Le ministre du Travail et de la Solidarité, pilier des réformes au sein du gouvernement, et la secrétaire d'Etat à l'Ecologie deviennent ainsi secrétaires généraux adjoints aux côtés de Patrick Devedjian. Tous les deux ont été élus lors des élections municipales, «NKM» maire de Longjumeau, Bertrand adjoint au maire de Saint-Quentin. Sarkozyste de la première heure, mais très contesté au sein du parti pour sa gestion «rigide et solitaire», ce dernier reste numéro un du secrétariat général (exécutif du parti).

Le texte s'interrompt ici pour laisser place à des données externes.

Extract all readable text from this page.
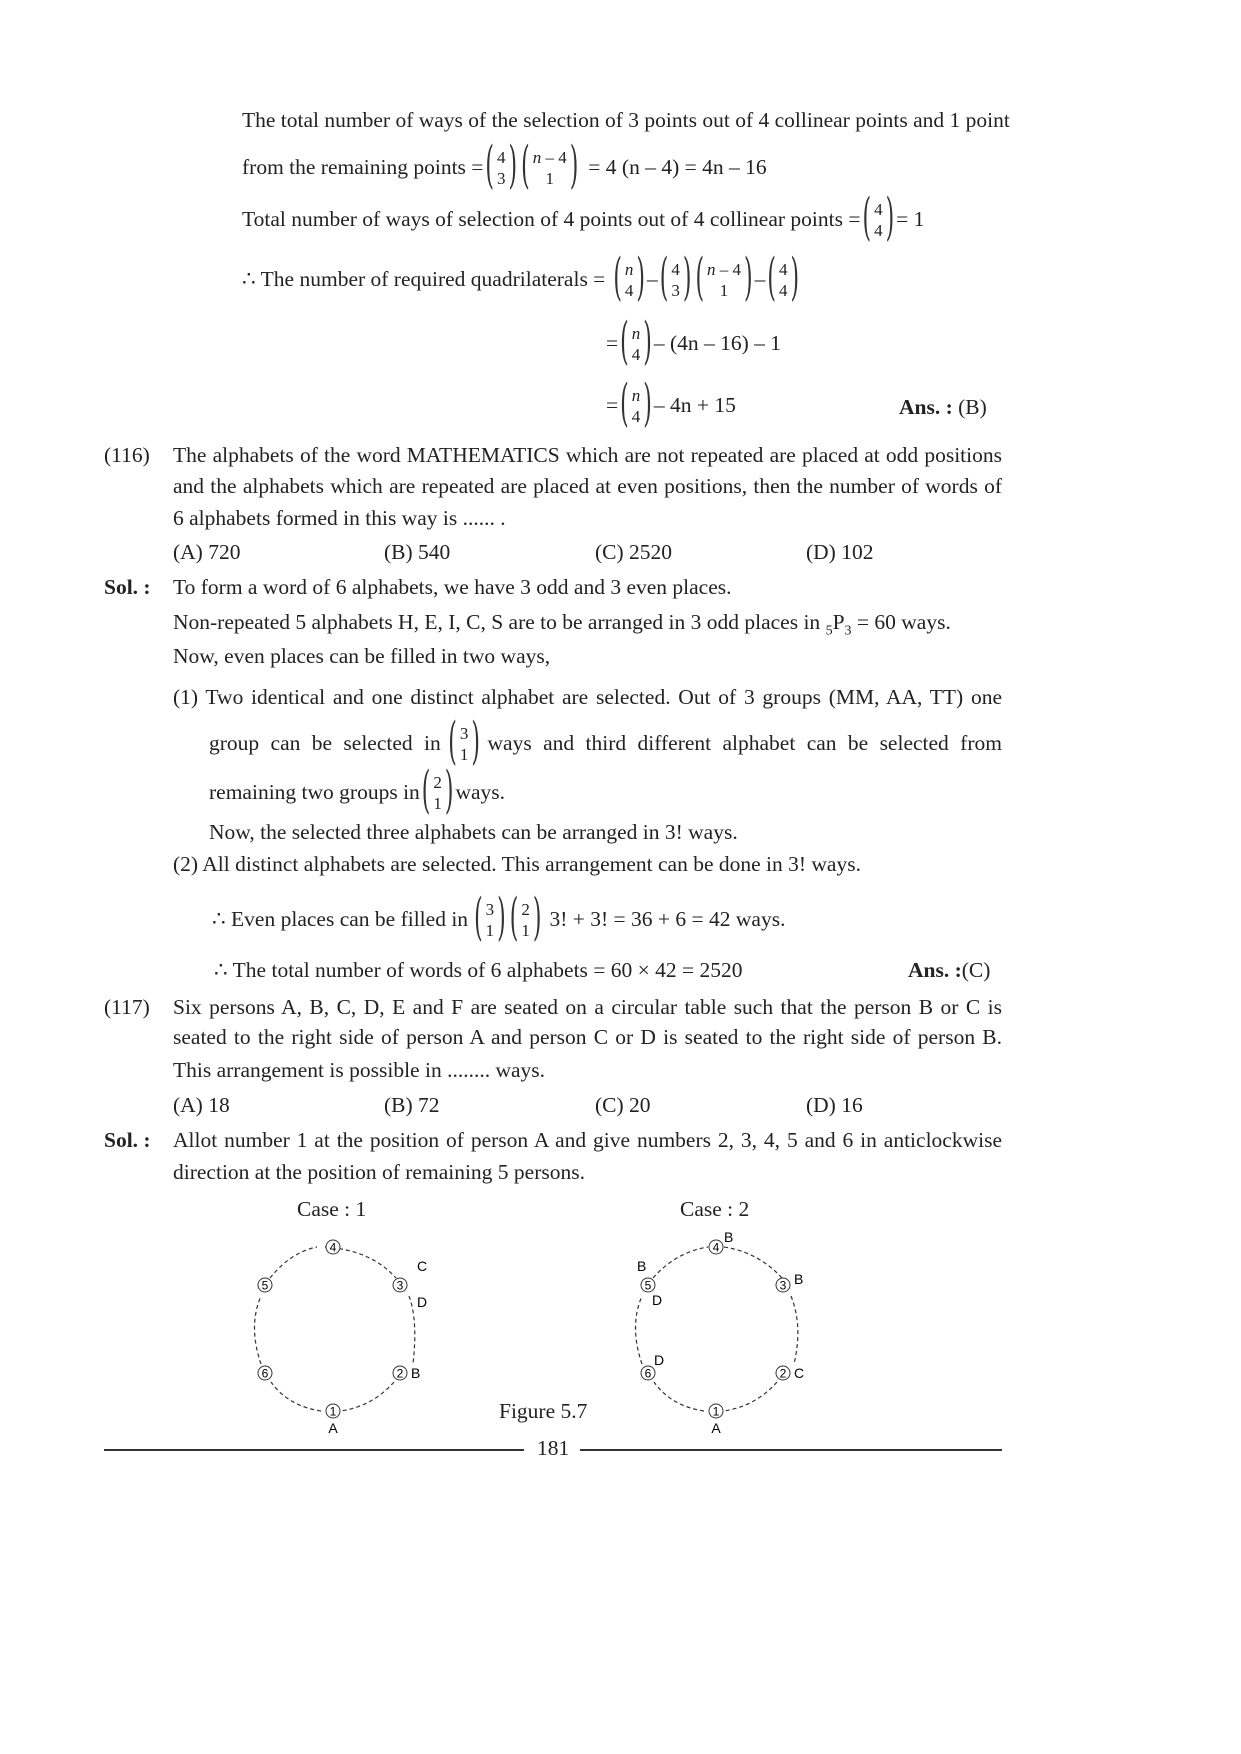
The total number of ways of the selection of 3 points out of 4 collinear points and 1 point
from the remaining points = ( 4
3 ) ( n – 4
1 ) = 4 (n – 4) = 4n – 16
Total number of ways of selection of 4 points out of 4 collinear points = ( 4
4 ) = 1
∴ The number of required quadrilaterals = ( n
4 ) – ( 4
3 ) ( n – 4
1 ) – ( 4
4 )
= ( n
4 ) – (4n – 16) – 1
= ( n
4 ) – 4n + 15	Ans. : (B)
(116) The alphabets of the word MATHEMATICS which are not repeated are placed at odd positions
and the alphabets which are repeated are placed at even positions, then the number of words of
6 alphabets formed in this way is ...... .
(A) 720	(B) 540	(C) 2520	(D) 102
Sol. : To form a word of 6 alphabets, we have 3 odd and 3 even places.
Non-repeated 5 alphabets H, E, I, C, S are to be arranged in 3 odd places in $_5P_3 = 60$ ways.
Now, even places can be filled in two ways,
(1) Two identical and one distinct alphabet are selected. Out of 3 groups (MM, AA, TT) one
group can be selected in ( 3
1 ) ways and third different alphabet can be selected from
remaining two groups in ( 2
1 ) ways.
Now, the selected three alphabets can be arranged in 3! ways.
(2) All distinct alphabets are selected. This arrangement can be done in 3! ways.
∴ Even places can be filled in ( 3
1 ) ( 2
1 ) 3! + 3! = 36 + 6 = 42 ways.
∴ The total number of words of 6 alphabets = 60 × 42 = 2520	Ans. :(C)
(117) Six persons A, B, C, D, E and F are seated on a circular table such that the person B or C is
seated to the right side of person A and person C or D is seated to the right side of person B.
This arrangement is possible in ........ ways.
(A) 18	(B) 72	(C) 20	(D) 16
Sol. : Allot number 1 at the position of person A and give numbers 2, 3, 4, 5 and 6 in anticlockwise
direction at the position of remaining 5 persons.
Case : 1	Case : 2
4
3
2
1
6
5
A
B
C
D
4
3
2
1
6
5
A
C
B
B
B
D
D
Figure 5.7
181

Parmi les innovations de ce nouvel organogramme, la création de quatre postes de délégués généraux, outre celui déjà détenu par le secrétaire d'Etat chargé des Relations avec le Parlement, Roger Karoutchi (Ile-de-France). Le député du Rhône PHILIPPE COCHET qui a cédé sa place de secrétaire général adjoint à Kosciusko-Morizet, devient délégué général à la «réforme». En revanche, le nouveau maire de Nice et ex-ministre de l'Outre-mer, Christian Estrosi, à qui était proposé la délégation générale au «développement du mouvement», a décliné l'offre qui lui a été faite. «Il ne souhaite pas participer à cette nouvelle réorganisation de l'UMP», a déclaré sa porte-parole, sans autre commentaire. Un épisode qui ressemble à un nouveau «clash» entre Estrosi et Devedjian, qui ne s'adressaient déjà plus la parole. Cette semaine déjà, Estrosi s'est livré, dans un entretien à l'Express, à une vive critique de son parti et de sa direction, épinglant à l'occasion Patrick Devedjian, responsable, selon lui, de «beaucoup de maladresses».
Trois porte-paroles
Par ailleurs, les centristes Jean-Pierre Raffarin, Jean-Claude Gaudin et Pierre Méhaignerie conservent dans la nouvelle organisation leur poste de vice-président du Conseil national (parlement du parti). Ce remaniement est aussi marqué par une innovation : la création de trois postes de porte-parole octroyés au centriste Dominique Paillé, à un proche de Nicolas Sarkozy le député des Hauts-de-Seine, Frédéric Lefevre, et à une femme issue de l'Entreprise, Chantal Brunel.
Ce nouvel organigramme fait également la part belle aux centristes en attribuant au député du Nord (ex-UDF), Marc-Philippe Daubresse une délégation générale au «dialogue social», et à celui de Maine-et-Loire, l'ex-UDF Marc Laffineur, celle des «relations avec les élus». Signe d'ouverture aux villepinistes, la nomination du député de l'Eure, Bruno Le Maire, ancien directeur de cabinet du premier ministre de Jacques Chirac. Enfin, le député de l'Oise Edouard Courtial, qui secondait jusqu'ici le patron des fédérations Alain Joyandet, est promu et chapeautera un trio de secrétaires nationaux «fonctionnels», chargés des fédérations et des adhésions.